A vinculação do nome Pantanal com Mato Grosso do Sul sempre foi ponto de discórdia. A grande planície alagada, um tanto inóspita para pessoas e com uma fauna exuberante não é exclusiva do estado. Ela se estende para o Mato Grosso e para dois países, Paraguai e Bolívia. Embora mais de 60% do bioma esteja aqui, o território sul-mato-grossense é constituído em mais de 70% de cerrado. Aliás, é justamente no encontro dos dois biomas, na beira da Serra de Maracaju e Bodoquena, que se encontram as paisagens mais bonitas da região.

“Um mês antes de começarem as gravações, fui passar 15 dias no Pantanal, liguei para alguns amigos e expliquei que eu gostaria de conhecer a região, fui com eles, passamos juntos essas duas semanas. Dentro desse período, fui para a casa do Almir (Sater) passar três dias e o restante foi nas redondezas de Aquidauana, no Bosque Belo, a meia hora de Aquidauana. Foi um impacto muito grande. É uma quantidade de bichos. Eu queria perder isso, queria que meu personagem não tivesse um deslumbramento de quem está vendo isso tudo pela primeira vez”, diz o ator Renato Goés, que interpreta José Leôncio na primeira fase.

Uma natureza que mudou muito nos últimos 30 anos, diga-se de passagem. Foram áreas desmatadas, rios assoreados, secas contínuas, desequilíbrio ecológico e, obviamente, muitas queimadas. Talvez por isso a mensagem ambiental da novela, encarnada principalmente na personagem Velho do Rio, interpretada dessa vez por Osmar Prado, esteja tão presente.

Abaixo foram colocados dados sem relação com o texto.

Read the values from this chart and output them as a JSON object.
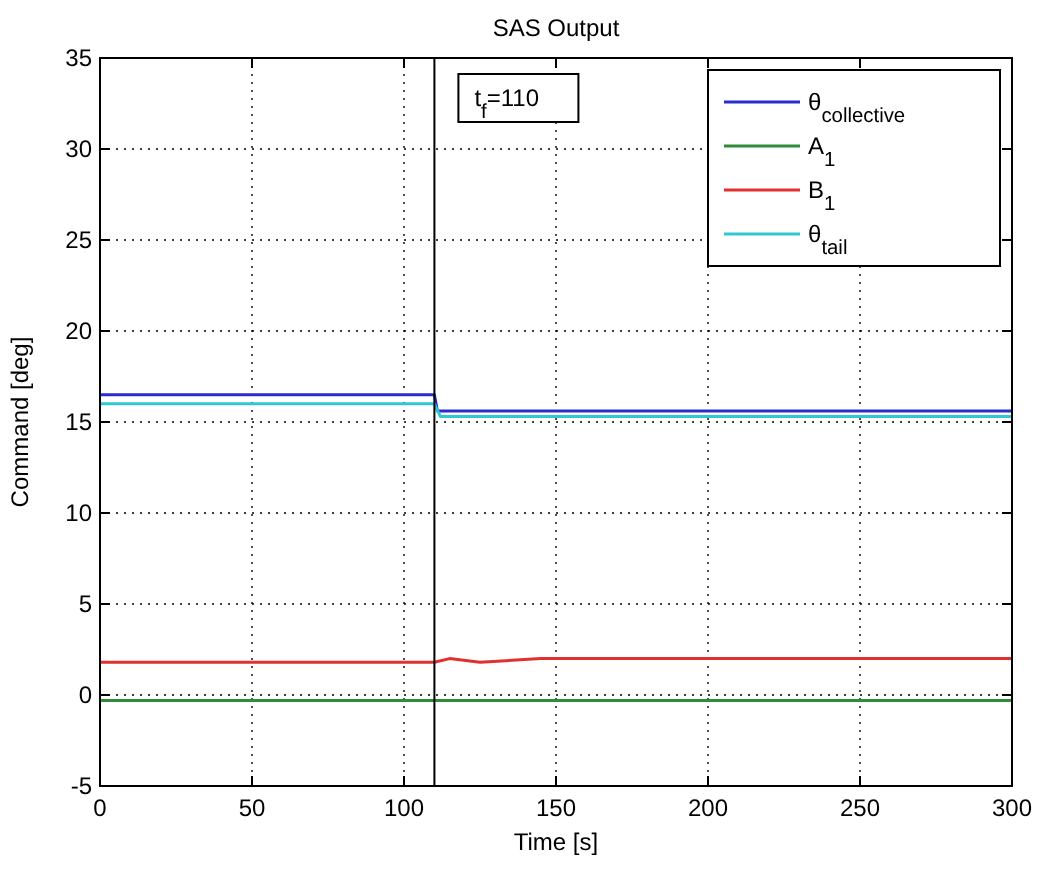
{
  "chart_data": {
    "type": "line",
    "title": "SAS Output",
    "xlabel": "Time [s]",
    "ylabel": "Command [deg]",
    "xlim": [
      0,
      300
    ],
    "xticks": [
      0,
      50,
      100,
      150,
      200,
      250,
      300
    ],
    "ylim": [
      -5,
      35
    ],
    "yticks": [
      -5,
      0,
      5,
      10,
      15,
      20,
      25,
      30,
      35
    ],
    "grid": true,
    "legend": "top right",
    "line_style": "solid",
    "series": [
      {
        "name": "θ$_{collective}$",
        "color": "#2b2bd0",
        "x": [
          0,
          110,
          111,
          300
        ],
        "values": [
          16.5,
          16.5,
          15.6,
          15.6
        ]
      },
      {
        "name": "A$_{1}$",
        "color": "#2e8b3a",
        "x": [
          0,
          300
        ],
        "values": [
          -0.3,
          -0.3
        ]
      },
      {
        "name": "B$_{1}$",
        "color": "#e03030",
        "x": [
          0,
          110,
          115,
          125,
          145,
          300
        ],
        "values": [
          1.8,
          1.8,
          2.0,
          1.8,
          2.0,
          2.0
        ]
      },
      {
        "name": "θ$_{tail}$",
        "color": "#30c8d0",
        "x": [
          0,
          110,
          112,
          300
        ],
        "values": [
          16.0,
          16.0,
          15.3,
          15.3
        ]
      }
    ],
    "ref_lines": [
      {
        "axis": "x",
        "value": 110,
        "color": "#000000"
      }
    ],
    "annotations": [
      "t$_{f}$=110"
    ]
  }
}
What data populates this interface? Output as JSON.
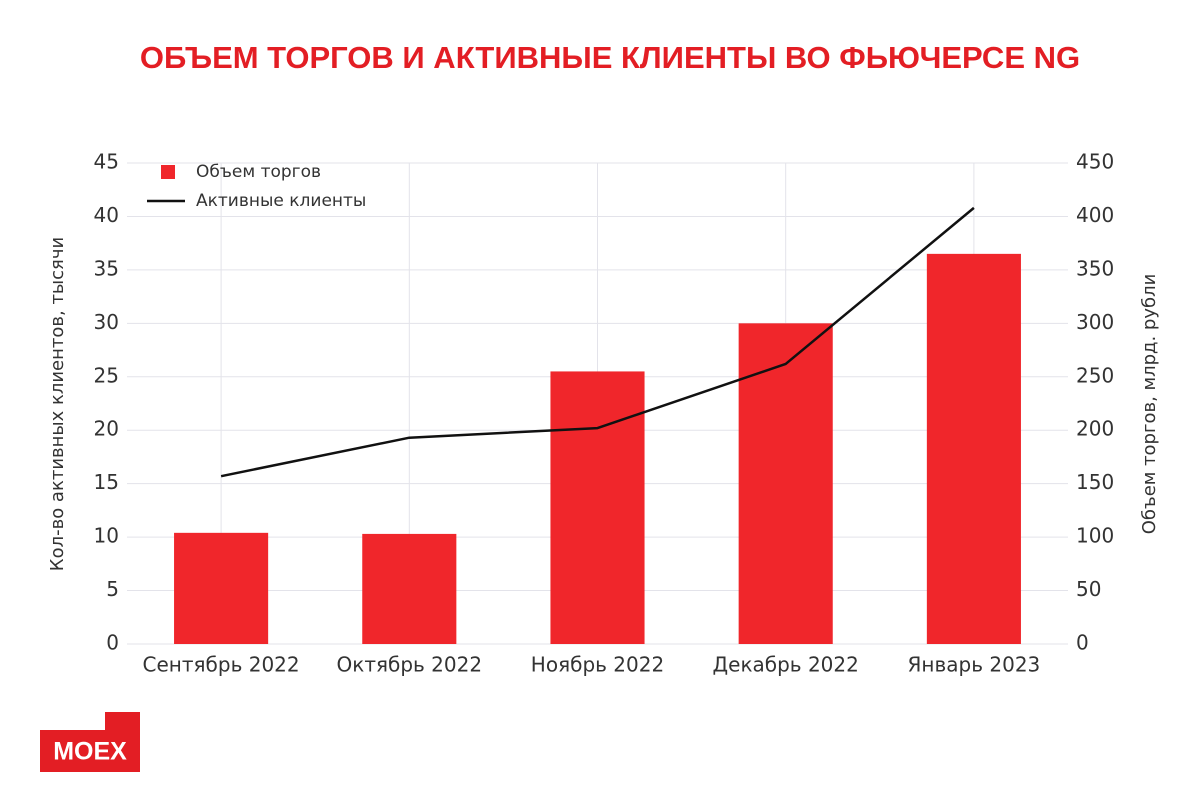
{
  "chart_data": {
    "type": "combo",
    "title": "ОБЪЕМ ТОРГОВ И АКТИВНЫЕ КЛИЕНТЫ ВО ФЬЮЧЕРСЕ NG",
    "y_label": "Кол-во активных клиентов, тысячи",
    "y2_label": "Объем торгов, млрд. рубли",
    "logo": "MOEX",
    "categories": [
      "Сентябрь 2022",
      "Октябрь 2022",
      "Ноябрь 2022",
      "Декабрь 2022",
      "Январь 2023"
    ],
    "series": [
      {
        "name": "Объем торгов",
        "type": "bar",
        "axis": "y2",
        "color": "#f0262b",
        "values": [
          104,
          103,
          255,
          300,
          365
        ]
      },
      {
        "name": "Активные клиенты",
        "type": "line",
        "axis": "y",
        "color": "#111111",
        "values": [
          15.7,
          19.3,
          20.2,
          26.2,
          40.8
        ]
      }
    ],
    "ylim": [
      0,
      45
    ],
    "yticks": [
      0,
      5,
      10,
      15,
      20,
      25,
      30,
      35,
      40,
      45
    ],
    "y2lim": [
      0,
      450
    ],
    "y2ticks": [
      0,
      50,
      100,
      150,
      200,
      250,
      300,
      350,
      400,
      450
    ],
    "grid": true,
    "legend": "top-left"
  }
}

“Eu nunca tinha ido ao Pantanal, e agora estou apaixonado pelo que conheci. Eu sabia que encontraria pessoas legais, mas estou em êxtase porque essa viagem foi uma oportunidade muito boa. Tenho 63 anos de carreira e 74 de idade. Ser chamado para fazer o Velho do Rio é uma convocação. Como se eu fosse para um movimento revolucionário, com a mesma integridade, força e dedicação. Nada mais atual do que a fala e as coisas que o Velho do Rio defende”, diz Prado.

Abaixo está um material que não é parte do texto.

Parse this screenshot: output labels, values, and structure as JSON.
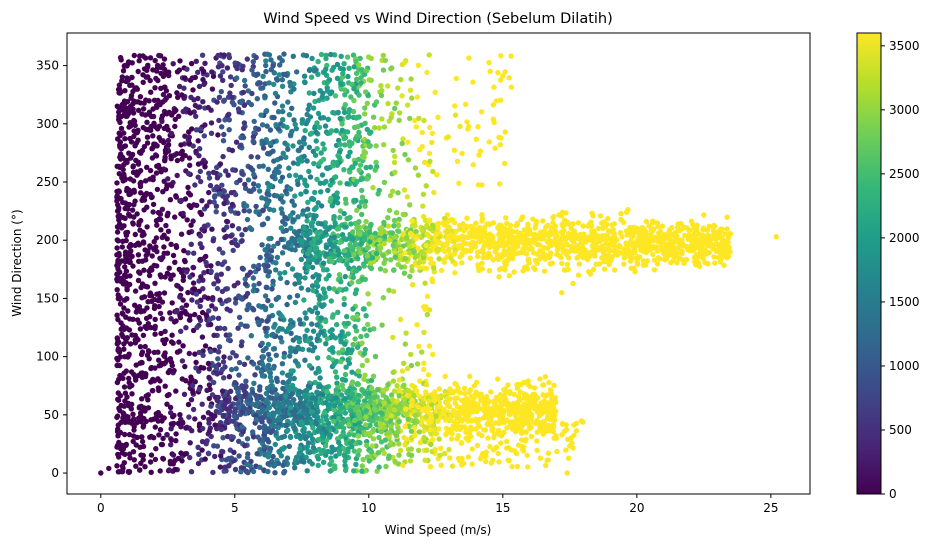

Mas mesmo sendo um cenário tão distinto do que foi, o Pantanal continua com sua magia, importância econômica por meio da pecuária e relevância cultural que dita muito dos costumes dos sul-mato-grossenses. Uma das maiores riquezas do estado e do Brasil, que novamente ganha os holofotes e, com essa oportunidade, tem a esperança de ser salva.

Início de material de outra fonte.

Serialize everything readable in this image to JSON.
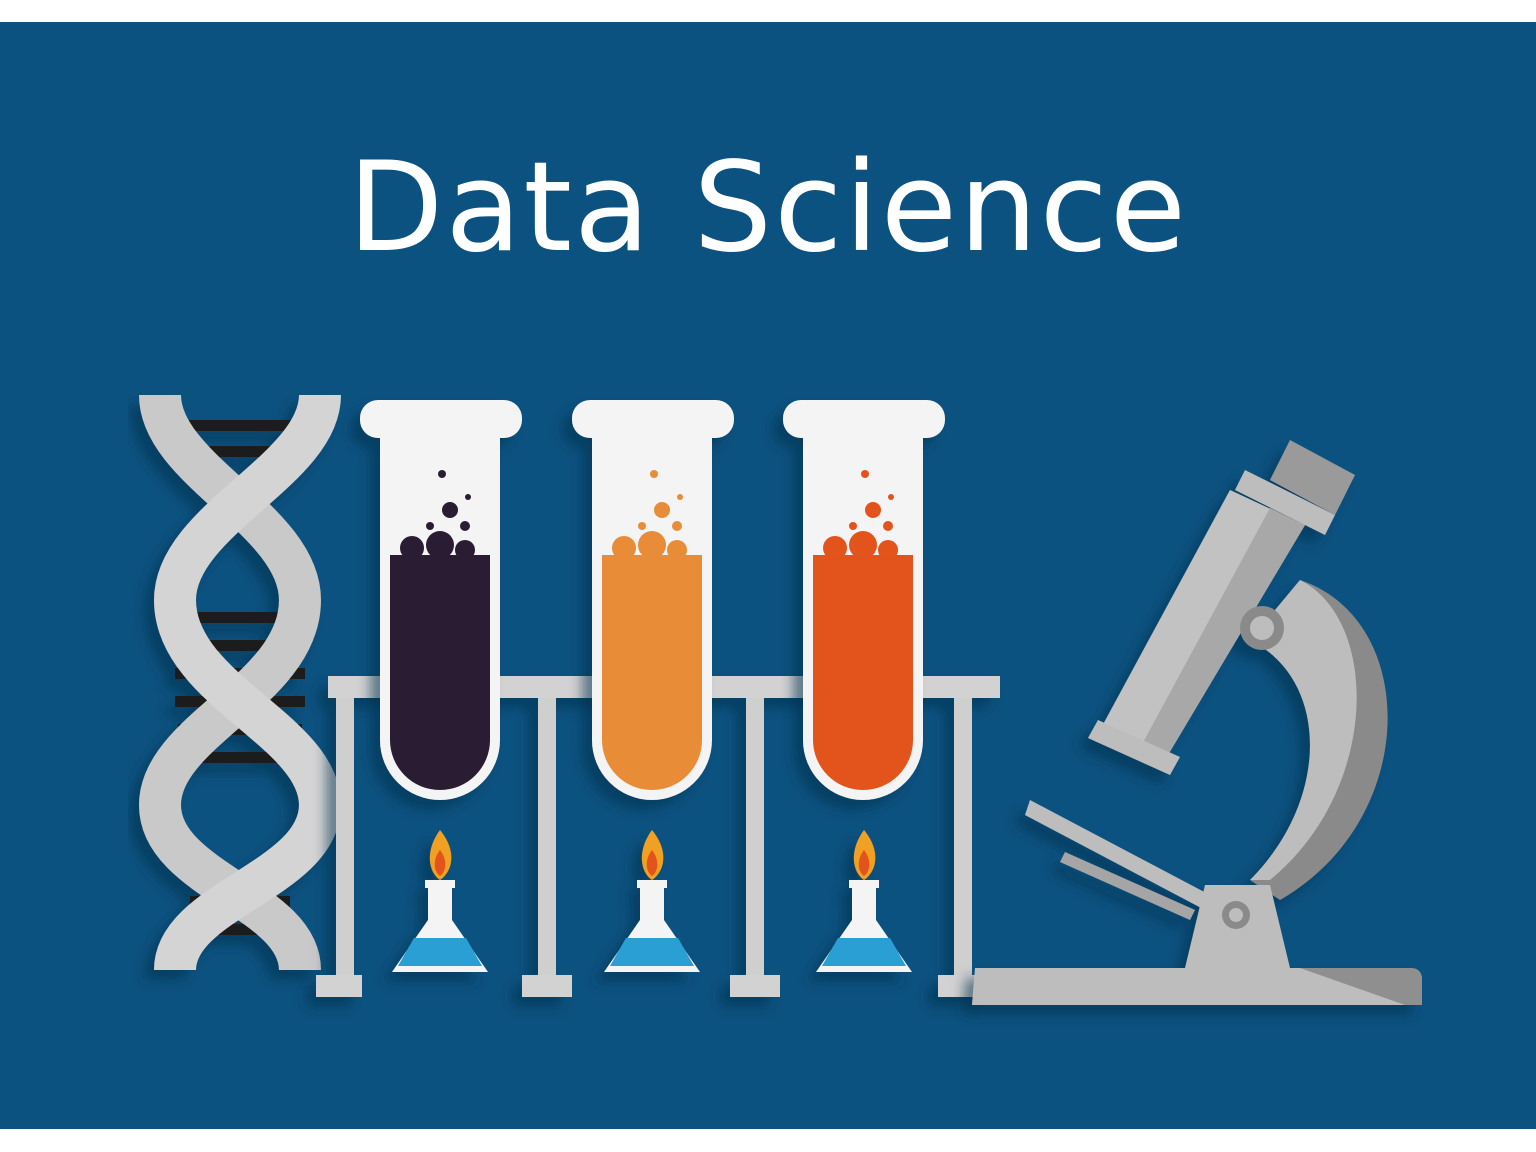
{
  "headline": {
    "title": "Data Science"
  },
  "illustration": {
    "items": [
      "dna-helix-icon",
      "test-tube-rack",
      "burner-flask-icon",
      "microscope-icon"
    ],
    "colors": {
      "background": "#0c5280",
      "helix": "#c9c9c9",
      "rack": "#d2d2d2",
      "liquid_dark": "#2a1d33",
      "liquid_orange": "#e88c38",
      "liquid_red": "#e3521a",
      "flask_liquid": "#2a9fd4",
      "flame": "#f0a023",
      "microscope": "#bdbdbd"
    }
  }
}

Juliana Paes é Maria Marruá — Foto João Miguel Júnior – Globo

“Quando você chega, todas as expectativas são superadas, porque eu vi bichos que eu nunca tinha visto na minha vida, ouvi sons que eu não tinha escutado ainda. Fora que tem uma energia diferente. Tem que estar lá, porque o ar é diferente, o tempo é diferente, onde a vista alcança é diferente. Então, tudo isso traz para dentro da gente uma sensação diferente também, que as fotos não conseguem transmitir. Acho que, talvez, a gente com as imagens da novela consiga chegar o mais perto disso. Mas ter estado no Pantanal foi muito bom, especial demais”, confessa a atriz Juliana Paes, nova Maria Marruá.